Columnar Databases and Solid State Storage
On a flight this weekend, I had a chance to catch up on some reading and work through most of an interesting paper on memory technology, database architectures, and the future of enterprise applications from Credit Suisse. After overcoming the eerie feeling that I had written a small part of it (looking in the references found some papers I had written.) I was glad to have made it through the 100 plus pages. The full paper is available here (it is quite repetitive so skimming chapters of interest works well).
The central premise of the paper is that the rise of high capacity solid state options (RAM and Flash) in combination with columnar databases will lead to a consolidation of OLTP and OLAP systems. The driving force is based on large memory capacities and SSDs enable columnar databases to handle OLTP workloads. Once that is handled, the inherent advantages of columnar databases for analytics will lead to their widespread displacement of row-based database architectures.
Here is a 10,000 foot view of the distinction between row and column-based database: In a row-based database all of the information for a record in a table is stored together. This makes record centric activities that OLTP systems are supporting (recording a transaction, viewing the details of an account, etc) exceptionally fast. In a columnar database the data in a table is partitioned so that all of the fields in table are stored together. This makes the analytical activities where queries aggregate data from particular fields of all of the records much faster. This is because the queries can avoid reading the fields that are not needed for the query. The trade-off from the columnar approach is that when a new record is added all the separate fields need to be updated with separate I/O operations. The driving force for database adoption has been the automation of business processes that tend to be transactional, so, due to the expense of record creation in columnar databases, row-based database systems dominate.
SSDs and in-memory databases shift this calculus by dramatically lowering the “cost” of a small block operation to storage. The added expense of in-memory or SSD storage can be offset by some of the space saving advantages of columnar databases can provide: the ease of compressing data when it is grouped by fields rather than records, and the ability to organize data in a way that avoids the need for additional indexes. Having firsthand experience with the parallel IO capability of SSD systems, I am not worried about the ability of hardware handling a heavier IO workload. The biggest hurdle that I see is altering the locking mechanisms to handle updating multiple locations efficiently while maintaining transactional consistency. Predicting shifting trends in the IT industry is always a difficult business.

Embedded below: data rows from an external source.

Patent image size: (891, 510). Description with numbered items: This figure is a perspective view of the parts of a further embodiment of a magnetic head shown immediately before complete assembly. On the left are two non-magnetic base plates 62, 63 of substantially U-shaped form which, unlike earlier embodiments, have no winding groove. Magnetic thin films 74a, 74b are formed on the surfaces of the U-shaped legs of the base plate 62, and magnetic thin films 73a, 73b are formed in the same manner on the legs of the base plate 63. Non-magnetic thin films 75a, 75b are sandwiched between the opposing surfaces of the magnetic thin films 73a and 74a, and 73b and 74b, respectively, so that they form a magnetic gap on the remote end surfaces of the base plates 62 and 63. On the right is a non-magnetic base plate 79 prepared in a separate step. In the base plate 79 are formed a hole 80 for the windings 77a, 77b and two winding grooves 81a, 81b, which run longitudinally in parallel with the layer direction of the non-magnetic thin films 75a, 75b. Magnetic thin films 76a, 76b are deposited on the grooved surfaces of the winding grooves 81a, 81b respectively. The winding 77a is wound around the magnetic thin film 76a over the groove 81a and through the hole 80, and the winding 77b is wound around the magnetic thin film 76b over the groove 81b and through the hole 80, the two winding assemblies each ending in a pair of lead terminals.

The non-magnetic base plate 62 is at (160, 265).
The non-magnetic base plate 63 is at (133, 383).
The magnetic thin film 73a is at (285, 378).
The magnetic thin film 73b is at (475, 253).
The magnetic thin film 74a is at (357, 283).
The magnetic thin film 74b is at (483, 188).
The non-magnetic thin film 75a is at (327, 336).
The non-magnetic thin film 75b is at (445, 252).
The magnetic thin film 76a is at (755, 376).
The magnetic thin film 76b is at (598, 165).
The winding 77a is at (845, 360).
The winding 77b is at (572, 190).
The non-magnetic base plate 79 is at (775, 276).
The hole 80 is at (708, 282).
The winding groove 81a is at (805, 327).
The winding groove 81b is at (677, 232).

This paper lays out interesting arguments and looks to predict the large vendor’s moves. Rewriting software always takes more time and resources than expected but solid state storage options represent such a change in hardware systems behavior that software paradigm shifts are bound to happen.
As an aside, there was one area where I found disagreement with one of the arguments of the paper: that SSDs would be used as a stepping stone towards adoption of entirely in-memory database systems. The reasons that I don’t see this happening for larger systems are: cost, performance, power, and restart persistence. The advantages of flash for cost, power, and restart persistence are quite obvious, so that leaves performance as the reason for in-memory to beat out SSDs. A simplistic argument is that RAM is faster than flash because the read and write latency is so much lower. This is definitely true, but if the software has to change the locking mechanisms to allow true parallelization of the inserts and updates, then latency differences can be handled. High performance SSDs can rival memory in terms of parallel IOPS performance.